In the long run, we would all be vastly better off.
Update I was about to post this, AI law expert Ryan Calo hinted at the same thing in a reply to me on X.
Some other under-oath lies from Altman that day in the Senate include his promise that artists and writers would be compensated for the work, and have control over it, that he hoped that the government would regulate AI, and that he had no financial interest in OpenAI beyond his health insurance, omitting mention of the equity he indirectly held via YCombinator, as well as ownership in a venture fund tied to OpenAI, and various other conflicts that came to light in the Musk-OpenAI lawsuit.


Section 230 would have been fine if narrowly, instead of maximally, interpreted.
There is always going to be some offense jockey looking for a way to peddle feigned outrage into a tidy profit.

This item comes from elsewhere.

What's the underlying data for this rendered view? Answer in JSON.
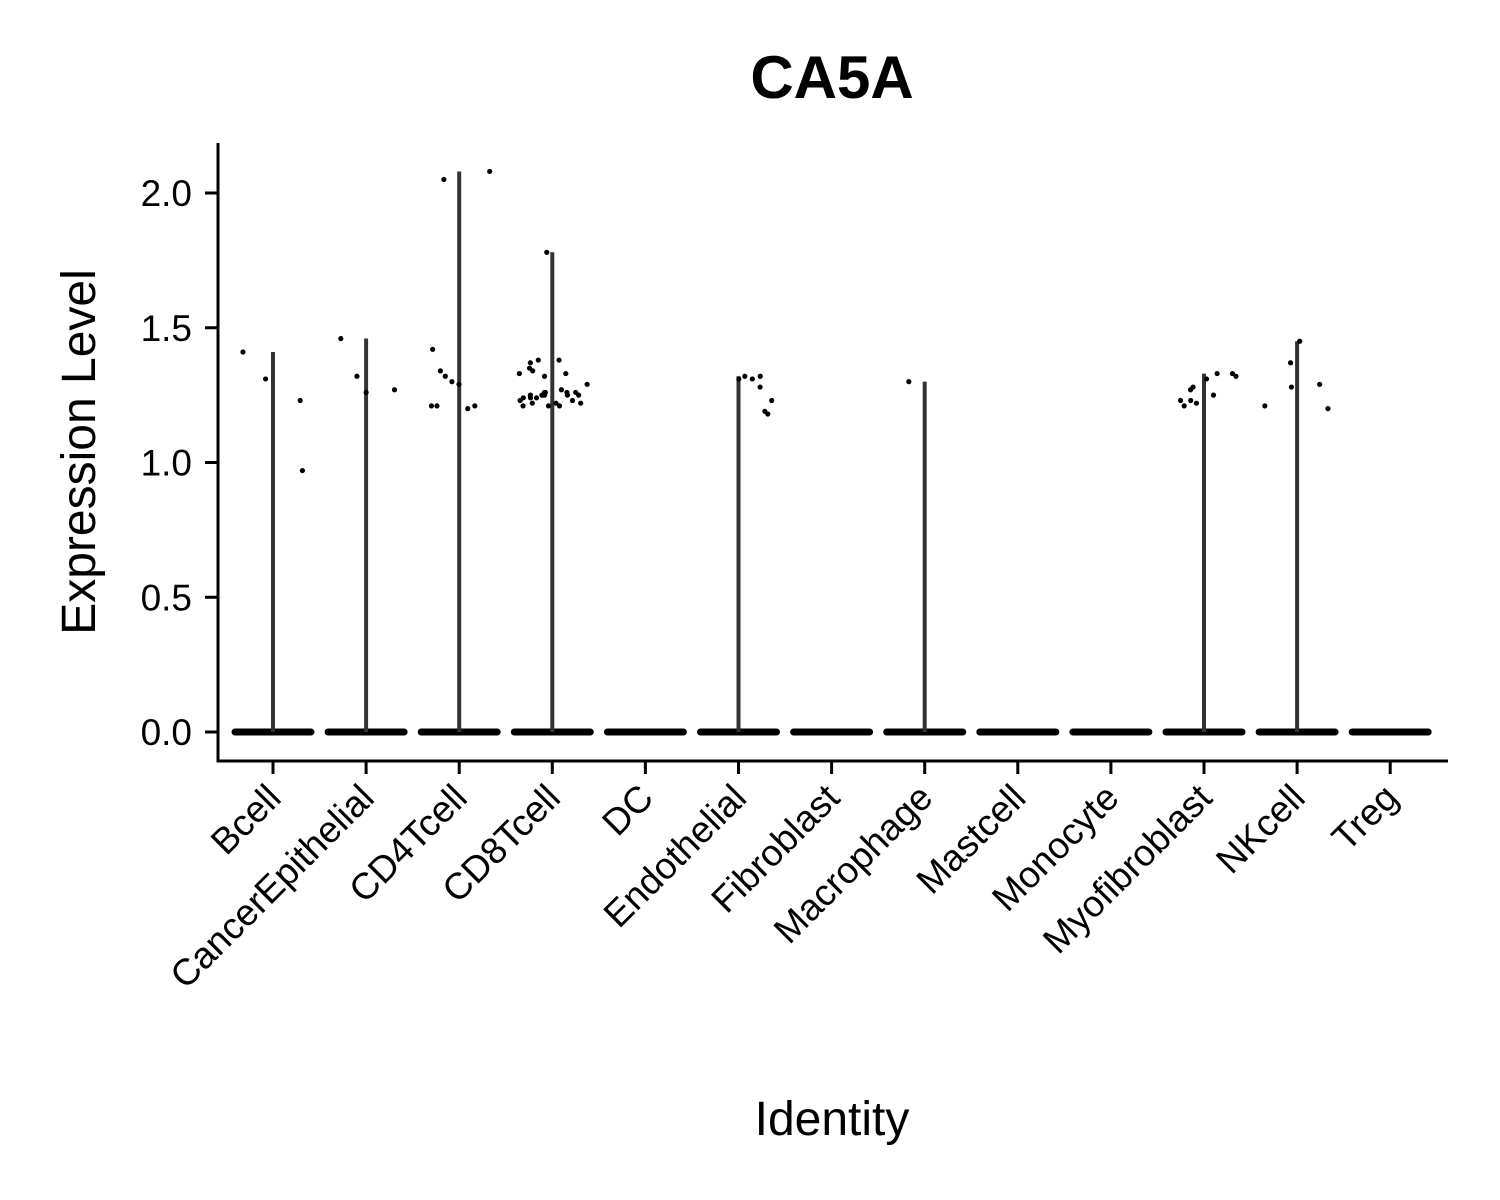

Without Section 230 we would be flooded by endless frivolous lawsuits over everything ever posted anonymously in a comment section, as I am doing right now. Most of these would fail on merits, but the financial burden of defending against them would make it nearly impossible to profitably run internet infrastructure at any level.
I'm open to a better solution to the same problem. And certainly it shouldn't shield service providers from their own content and editorial choices, whether human or algorithmic. That was an unfortunate interpretation of the law from the start. But I don't think we can do away with it unless we come up with a viable replacement in the process. Or, can burn the internet down. That would be fine I guess.
Section 230 is one the most misunderstood and misrepresented laws. It has never been about blanket liability for platforms. It only applies to 3rd party (user) content posted to the platform. It allows platforms to moderate content as it is reported, which takes time. Moderating at scale is impossible. A platform simply cannot knowingly ignore user criminal/illegal content and use section 230 as a shield, that’s not how it works.